Sunday, September 19, 2010
Planting Garlic Bulbils
Last year I suggested removing the garlic scapes - or little flower-like stalks that emerge from the top of garlic midsummer. This was to ensure the garlic a fighting chance and allow all the energy to go to building bigger bulbs during the summer. This year I was away when the scapes first appeared and then forgot to remove them altogether. When I returned to my garden mid-summer these little bulbils- or bulbs on a stick- were well developed. I was unsure what to do with these green sprouted miniature bulblets also called bulbils. The sprouts were pushing out of the papery shell covering them. If I pulled these fragile sprouting bulbils apart would I damage them? I decided to clip off these clumps of miniature bulbs and since I was in a rush I tossed them on the garden and abandoned them there.

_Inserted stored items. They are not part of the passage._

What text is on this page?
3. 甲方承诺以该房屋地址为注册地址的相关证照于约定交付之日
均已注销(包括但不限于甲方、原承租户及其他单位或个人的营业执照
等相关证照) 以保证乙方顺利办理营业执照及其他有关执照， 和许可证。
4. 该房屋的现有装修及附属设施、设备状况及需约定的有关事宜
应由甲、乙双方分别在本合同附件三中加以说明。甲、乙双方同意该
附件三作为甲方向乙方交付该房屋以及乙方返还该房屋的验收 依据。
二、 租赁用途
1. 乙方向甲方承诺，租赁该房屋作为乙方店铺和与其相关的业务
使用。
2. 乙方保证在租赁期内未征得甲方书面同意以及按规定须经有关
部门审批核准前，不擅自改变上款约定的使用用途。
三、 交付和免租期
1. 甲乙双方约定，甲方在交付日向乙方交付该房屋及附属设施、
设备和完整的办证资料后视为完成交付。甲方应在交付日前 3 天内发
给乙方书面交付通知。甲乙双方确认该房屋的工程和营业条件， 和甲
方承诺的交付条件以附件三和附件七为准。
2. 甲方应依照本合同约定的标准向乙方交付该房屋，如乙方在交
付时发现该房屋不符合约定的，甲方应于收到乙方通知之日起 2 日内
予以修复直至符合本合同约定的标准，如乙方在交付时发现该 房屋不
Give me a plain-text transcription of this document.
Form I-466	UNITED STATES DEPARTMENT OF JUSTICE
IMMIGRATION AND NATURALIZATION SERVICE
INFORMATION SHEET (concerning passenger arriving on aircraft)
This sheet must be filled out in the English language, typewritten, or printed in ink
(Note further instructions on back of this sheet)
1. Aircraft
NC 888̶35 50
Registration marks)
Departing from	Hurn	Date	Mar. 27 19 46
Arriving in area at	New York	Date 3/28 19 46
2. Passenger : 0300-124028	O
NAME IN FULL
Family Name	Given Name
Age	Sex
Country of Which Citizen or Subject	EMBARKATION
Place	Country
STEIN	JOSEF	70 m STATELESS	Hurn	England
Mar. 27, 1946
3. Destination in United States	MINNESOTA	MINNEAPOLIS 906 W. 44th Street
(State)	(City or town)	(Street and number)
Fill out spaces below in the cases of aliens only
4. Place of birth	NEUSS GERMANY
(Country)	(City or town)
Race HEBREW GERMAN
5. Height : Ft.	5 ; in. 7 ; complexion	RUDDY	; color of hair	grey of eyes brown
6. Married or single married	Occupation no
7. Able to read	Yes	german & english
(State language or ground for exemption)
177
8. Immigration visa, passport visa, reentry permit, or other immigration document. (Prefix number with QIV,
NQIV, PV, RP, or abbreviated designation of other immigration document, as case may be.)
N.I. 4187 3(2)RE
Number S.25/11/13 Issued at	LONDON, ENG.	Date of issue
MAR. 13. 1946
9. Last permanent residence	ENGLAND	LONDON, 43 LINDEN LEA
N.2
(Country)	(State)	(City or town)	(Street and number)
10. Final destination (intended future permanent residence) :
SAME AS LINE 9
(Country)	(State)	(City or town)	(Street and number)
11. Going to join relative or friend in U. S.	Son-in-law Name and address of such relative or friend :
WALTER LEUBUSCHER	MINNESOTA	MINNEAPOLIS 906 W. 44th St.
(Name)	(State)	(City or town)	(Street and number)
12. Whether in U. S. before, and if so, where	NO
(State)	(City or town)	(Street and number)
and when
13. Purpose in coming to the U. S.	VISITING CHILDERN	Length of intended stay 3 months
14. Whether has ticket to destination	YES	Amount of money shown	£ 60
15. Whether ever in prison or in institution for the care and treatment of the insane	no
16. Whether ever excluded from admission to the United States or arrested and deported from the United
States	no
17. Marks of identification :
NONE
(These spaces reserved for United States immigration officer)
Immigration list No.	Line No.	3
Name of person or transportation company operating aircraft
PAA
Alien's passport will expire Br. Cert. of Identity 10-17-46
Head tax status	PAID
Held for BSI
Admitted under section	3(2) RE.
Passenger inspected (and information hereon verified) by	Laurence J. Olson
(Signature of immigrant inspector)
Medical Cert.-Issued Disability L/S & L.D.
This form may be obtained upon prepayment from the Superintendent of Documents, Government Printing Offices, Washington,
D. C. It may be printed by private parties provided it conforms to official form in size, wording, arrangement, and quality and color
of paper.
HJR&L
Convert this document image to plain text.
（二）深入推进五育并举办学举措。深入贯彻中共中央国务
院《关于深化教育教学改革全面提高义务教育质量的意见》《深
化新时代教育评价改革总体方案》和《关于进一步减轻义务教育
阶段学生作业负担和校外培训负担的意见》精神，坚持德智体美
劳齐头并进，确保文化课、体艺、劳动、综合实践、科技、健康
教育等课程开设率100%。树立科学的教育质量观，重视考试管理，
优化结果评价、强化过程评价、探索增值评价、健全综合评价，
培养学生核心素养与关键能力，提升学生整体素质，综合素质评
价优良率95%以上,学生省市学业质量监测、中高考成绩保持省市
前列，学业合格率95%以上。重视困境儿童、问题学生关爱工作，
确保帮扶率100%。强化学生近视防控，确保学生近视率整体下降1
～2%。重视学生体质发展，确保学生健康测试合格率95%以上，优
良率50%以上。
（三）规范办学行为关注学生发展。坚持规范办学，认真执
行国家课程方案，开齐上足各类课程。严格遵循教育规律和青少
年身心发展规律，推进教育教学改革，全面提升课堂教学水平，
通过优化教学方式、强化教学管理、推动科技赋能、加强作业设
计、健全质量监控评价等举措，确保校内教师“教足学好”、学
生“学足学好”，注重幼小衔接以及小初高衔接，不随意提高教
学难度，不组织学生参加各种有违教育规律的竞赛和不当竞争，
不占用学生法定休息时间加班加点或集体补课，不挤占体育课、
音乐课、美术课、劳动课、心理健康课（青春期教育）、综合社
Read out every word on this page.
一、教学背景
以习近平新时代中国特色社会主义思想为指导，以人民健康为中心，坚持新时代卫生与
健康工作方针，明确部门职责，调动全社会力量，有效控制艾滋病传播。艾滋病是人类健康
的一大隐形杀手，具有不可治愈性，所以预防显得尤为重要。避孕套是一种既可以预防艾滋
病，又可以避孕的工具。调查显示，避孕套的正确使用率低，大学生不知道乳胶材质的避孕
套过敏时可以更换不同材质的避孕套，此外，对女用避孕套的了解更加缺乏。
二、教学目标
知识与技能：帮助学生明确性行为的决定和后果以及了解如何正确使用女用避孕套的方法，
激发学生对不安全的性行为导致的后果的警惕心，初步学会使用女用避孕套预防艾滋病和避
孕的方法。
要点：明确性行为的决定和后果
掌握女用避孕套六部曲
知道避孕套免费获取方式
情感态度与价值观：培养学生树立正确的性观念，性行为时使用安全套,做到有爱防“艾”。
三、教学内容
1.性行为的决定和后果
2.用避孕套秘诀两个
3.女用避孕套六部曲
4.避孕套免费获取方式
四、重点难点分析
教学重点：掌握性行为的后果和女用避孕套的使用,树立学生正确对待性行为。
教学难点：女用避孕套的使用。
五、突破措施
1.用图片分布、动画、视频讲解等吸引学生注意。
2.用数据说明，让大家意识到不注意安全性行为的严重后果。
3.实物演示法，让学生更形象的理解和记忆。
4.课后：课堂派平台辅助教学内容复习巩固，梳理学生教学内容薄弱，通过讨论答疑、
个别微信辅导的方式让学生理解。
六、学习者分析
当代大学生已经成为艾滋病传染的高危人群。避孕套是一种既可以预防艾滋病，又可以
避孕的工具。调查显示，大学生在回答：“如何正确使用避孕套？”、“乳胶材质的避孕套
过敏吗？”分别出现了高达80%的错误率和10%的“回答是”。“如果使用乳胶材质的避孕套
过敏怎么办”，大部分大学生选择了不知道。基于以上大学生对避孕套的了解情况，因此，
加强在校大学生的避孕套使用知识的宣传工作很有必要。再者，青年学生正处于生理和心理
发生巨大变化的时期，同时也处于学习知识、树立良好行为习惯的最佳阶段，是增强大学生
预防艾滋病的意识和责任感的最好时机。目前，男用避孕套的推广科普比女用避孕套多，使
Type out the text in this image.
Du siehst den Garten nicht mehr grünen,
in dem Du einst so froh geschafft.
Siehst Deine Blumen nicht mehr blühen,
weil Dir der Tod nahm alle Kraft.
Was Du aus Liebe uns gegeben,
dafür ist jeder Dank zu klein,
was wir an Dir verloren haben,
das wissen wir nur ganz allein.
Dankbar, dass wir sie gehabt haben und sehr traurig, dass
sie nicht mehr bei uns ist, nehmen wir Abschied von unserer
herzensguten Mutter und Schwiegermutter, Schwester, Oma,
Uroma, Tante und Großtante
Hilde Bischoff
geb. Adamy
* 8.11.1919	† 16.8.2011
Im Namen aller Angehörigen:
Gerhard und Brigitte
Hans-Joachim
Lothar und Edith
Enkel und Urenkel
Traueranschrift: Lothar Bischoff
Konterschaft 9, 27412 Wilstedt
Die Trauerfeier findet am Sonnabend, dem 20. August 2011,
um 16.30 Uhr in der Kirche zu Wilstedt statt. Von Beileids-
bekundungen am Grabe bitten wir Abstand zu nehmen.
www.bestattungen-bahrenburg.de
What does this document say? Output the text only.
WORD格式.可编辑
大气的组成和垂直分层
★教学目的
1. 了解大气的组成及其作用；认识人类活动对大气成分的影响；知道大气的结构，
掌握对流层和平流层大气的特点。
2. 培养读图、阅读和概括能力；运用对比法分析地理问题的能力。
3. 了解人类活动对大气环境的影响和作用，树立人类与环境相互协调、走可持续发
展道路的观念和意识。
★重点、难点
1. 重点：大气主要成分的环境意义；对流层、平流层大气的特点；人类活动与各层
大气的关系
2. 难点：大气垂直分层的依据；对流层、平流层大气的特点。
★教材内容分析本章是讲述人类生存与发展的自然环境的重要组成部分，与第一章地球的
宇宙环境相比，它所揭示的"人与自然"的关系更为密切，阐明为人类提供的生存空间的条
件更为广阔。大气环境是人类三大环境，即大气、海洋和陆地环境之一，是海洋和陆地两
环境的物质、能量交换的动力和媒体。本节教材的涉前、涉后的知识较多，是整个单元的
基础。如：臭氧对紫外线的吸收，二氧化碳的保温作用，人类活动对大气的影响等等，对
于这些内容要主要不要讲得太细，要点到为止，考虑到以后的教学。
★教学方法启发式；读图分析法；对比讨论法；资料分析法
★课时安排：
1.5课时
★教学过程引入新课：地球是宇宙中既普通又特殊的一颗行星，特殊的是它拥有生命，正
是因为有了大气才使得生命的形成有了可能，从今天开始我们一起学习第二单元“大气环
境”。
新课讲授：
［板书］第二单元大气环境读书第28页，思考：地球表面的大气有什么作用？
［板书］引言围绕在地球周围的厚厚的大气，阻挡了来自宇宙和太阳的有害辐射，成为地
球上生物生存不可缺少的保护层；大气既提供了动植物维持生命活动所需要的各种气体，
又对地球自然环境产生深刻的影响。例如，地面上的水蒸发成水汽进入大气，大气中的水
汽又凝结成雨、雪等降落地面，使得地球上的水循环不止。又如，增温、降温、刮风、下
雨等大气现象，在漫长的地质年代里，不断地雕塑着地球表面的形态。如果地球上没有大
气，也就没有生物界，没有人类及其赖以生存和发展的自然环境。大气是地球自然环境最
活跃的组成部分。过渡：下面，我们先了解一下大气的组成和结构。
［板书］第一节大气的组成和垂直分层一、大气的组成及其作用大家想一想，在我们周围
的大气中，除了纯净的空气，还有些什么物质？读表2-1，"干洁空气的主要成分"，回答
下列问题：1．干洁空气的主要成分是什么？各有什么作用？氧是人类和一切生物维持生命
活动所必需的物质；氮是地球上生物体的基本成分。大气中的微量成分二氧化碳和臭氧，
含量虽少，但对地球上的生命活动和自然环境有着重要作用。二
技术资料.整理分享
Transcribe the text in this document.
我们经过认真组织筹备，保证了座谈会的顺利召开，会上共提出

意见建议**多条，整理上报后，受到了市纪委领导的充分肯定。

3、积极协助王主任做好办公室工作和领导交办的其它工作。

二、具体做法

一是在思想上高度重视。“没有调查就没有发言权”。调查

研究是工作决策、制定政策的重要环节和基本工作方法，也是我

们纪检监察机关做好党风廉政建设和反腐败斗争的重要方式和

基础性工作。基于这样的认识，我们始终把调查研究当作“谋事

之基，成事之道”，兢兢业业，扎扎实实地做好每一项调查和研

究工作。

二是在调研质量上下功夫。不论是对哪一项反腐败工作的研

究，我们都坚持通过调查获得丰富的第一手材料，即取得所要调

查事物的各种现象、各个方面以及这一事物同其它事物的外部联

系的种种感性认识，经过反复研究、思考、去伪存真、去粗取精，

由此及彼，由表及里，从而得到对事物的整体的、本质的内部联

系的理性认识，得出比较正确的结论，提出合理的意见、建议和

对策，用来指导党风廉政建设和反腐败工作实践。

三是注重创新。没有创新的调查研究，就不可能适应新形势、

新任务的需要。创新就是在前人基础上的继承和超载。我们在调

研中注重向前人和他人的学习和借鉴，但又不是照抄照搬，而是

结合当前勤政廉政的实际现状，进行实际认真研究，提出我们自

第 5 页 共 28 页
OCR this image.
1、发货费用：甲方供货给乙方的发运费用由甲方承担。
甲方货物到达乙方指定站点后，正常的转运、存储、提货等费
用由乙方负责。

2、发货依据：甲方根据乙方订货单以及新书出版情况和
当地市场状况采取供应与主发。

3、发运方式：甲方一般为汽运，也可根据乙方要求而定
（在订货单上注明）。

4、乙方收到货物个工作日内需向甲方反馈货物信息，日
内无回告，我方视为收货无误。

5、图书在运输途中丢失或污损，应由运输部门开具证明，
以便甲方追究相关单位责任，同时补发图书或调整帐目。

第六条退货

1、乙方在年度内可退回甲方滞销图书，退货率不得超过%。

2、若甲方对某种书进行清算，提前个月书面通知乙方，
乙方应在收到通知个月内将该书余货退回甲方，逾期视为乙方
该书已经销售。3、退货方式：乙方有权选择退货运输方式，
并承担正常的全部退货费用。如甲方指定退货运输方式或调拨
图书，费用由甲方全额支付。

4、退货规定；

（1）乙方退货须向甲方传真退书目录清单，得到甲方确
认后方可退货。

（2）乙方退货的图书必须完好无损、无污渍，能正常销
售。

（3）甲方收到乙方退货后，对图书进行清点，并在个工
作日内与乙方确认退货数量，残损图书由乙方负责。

Genetically bulbils are identical to root bulbs but much smaller. I took a sort of passive approach- I admit- but what could I do? I felt a bit guilty tossing them on the soil surface - thinking I would get back to them later - but else would nature have done? In the month that passed before I got back to them the little green sprouts shriveled and dried but the bulbils seem to have grown - and they look as healthy as ever. I forgot I had planted a few - as an experiment- and when I dug them - again by accident- I noticed they had started growing little roots.
That's it- time to plant these bonus bulbs now. Getting to work on it this morning I realized the bulbils break the normal rule of bulb planting. With tulips the rule is pointy side up. Suddenly I had to dig up the sprouting bulbils I had planted because I realized they are actually rooting on the narrow end. The larger round end needs to go up and the narrow end goes pointy side down into the ground. Okay I have been gardening for thirty years. I shouldn't still be learning things every summer! Go figure.
PS If you have full size garlic bulbs to plant stick with the normal rule- ie pointy side up. Do it now if you have a chance because this gives garlic a chance to root in before the deep freeze. Garlic that is not rooted in and does not have a cool spell over winter is likely to rot in the soil rather than thrive. Spring bought garlic often flops as a crop.